WorkingItOutAsIGo · 29/06/2019 12:24

Please protect the value of your investment and get that fence up.

AnneLovesGilbert · 29/06/2019 12:31

#teamfence

LakieLady · 29/06/2019 12:33

I cannot stand people who buy houses then moan about a fact they already knew was unchangeable.

This happens round our way when people buy houses near pubs. There have been at least 3 such situations that I know of, where the new owners have objected to licence renewals, tried to get pub gardens closed down or, on one occasion, stopped a pub having live music 2 nights a week.

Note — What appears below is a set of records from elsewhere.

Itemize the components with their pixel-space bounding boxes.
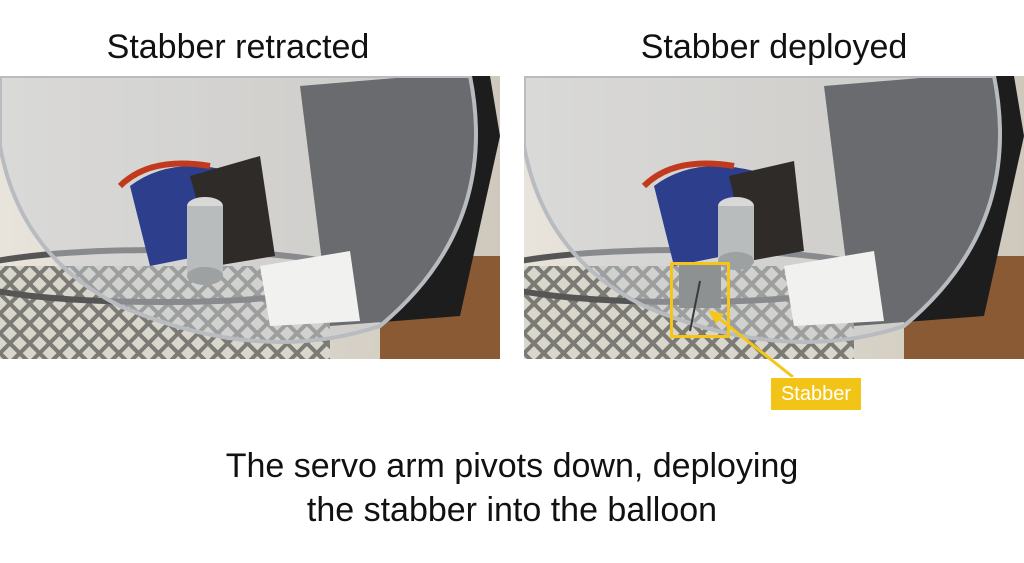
retracted-photo <box>0 76 500 359</box>
left-panel-heading: Stabber retracted <box>106 28 370 66</box>
caption-line-1: The servo arm pivots down, deploying <box>225 447 799 485</box>
deployed-photo <box>524 76 1024 359</box>
slide-caption: The servo arm pivots down, deploying the… <box>0 444 1024 532</box>
right-panel-heading: Stabber deployed <box>640 28 908 66</box>
caption-line-2: the stabber into the balloon <box>306 491 718 529</box>
stabber-highlight-box <box>670 262 730 338</box>
stabber-callout-label: Stabber <box>770 377 862 411</box>
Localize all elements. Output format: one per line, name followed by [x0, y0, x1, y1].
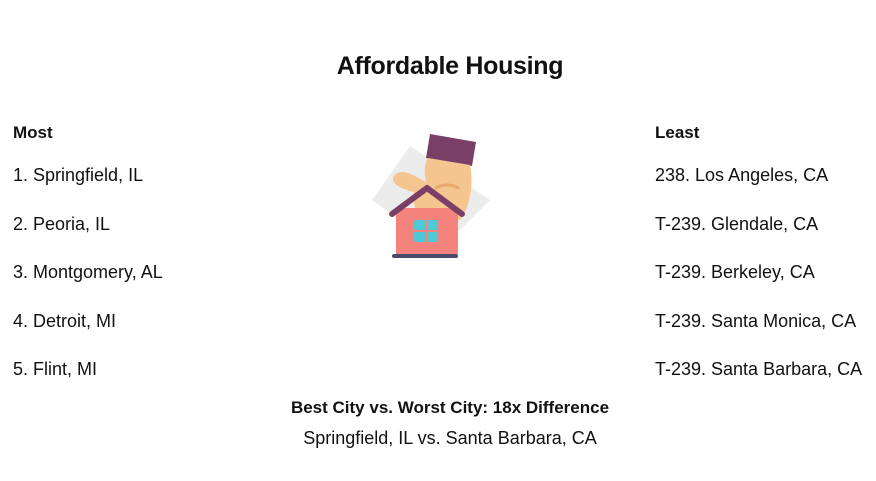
list-item: 238. Los Angeles, CA [655, 165, 829, 185]
list-item: 4. Detroit, MI [13, 310, 117, 331]
most-affordable-column: Most 1. Springfield, IL 2. Peoria, IL 3.… [13, 121, 163, 406]
hand-holding-house-icon [366, 128, 496, 263]
list-item: T-239. Santa Monica, CA [655, 310, 857, 331]
list-item: T-239. Glendale, CA [655, 213, 819, 234]
least-list: 238. Los Angeles, CA T-239. Glendale, CA… [655, 163, 862, 381]
list-item: T-239. Santa Barbara, CA [655, 359, 863, 379]
house-roof [389, 185, 465, 217]
list-item: 3. Montgomery, AL [13, 262, 163, 282]
page-title: Affordable Housing [336, 52, 564, 80]
least-heading: Least [655, 123, 700, 142]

In the final scenario, the couple objected because they come down here at weekends to get some peace and quiet. They didn't even actually live here! They got their way and sold the house less than 18 months later, but it was too late then. What had been a cracking high street local and music venue is now a gastropub used almost entirely by outsiders.

Redpostbox · 29/06/2019 12:40

I saw a brilliant idea in some mall new build houses recently. It was a wire fence with ivy growing up it - the ivy had completely covered it so it looked and felt like a thick hedge, very pleasant on the eye, but was only an inch wide!

Redpostbox · 29/06/2019 12:42

PS I think the OP mentions Penelope suffers from mental illness.
Insults about her being mad are not appropriate. We are trying to reduce the stigma of mental illness in this country.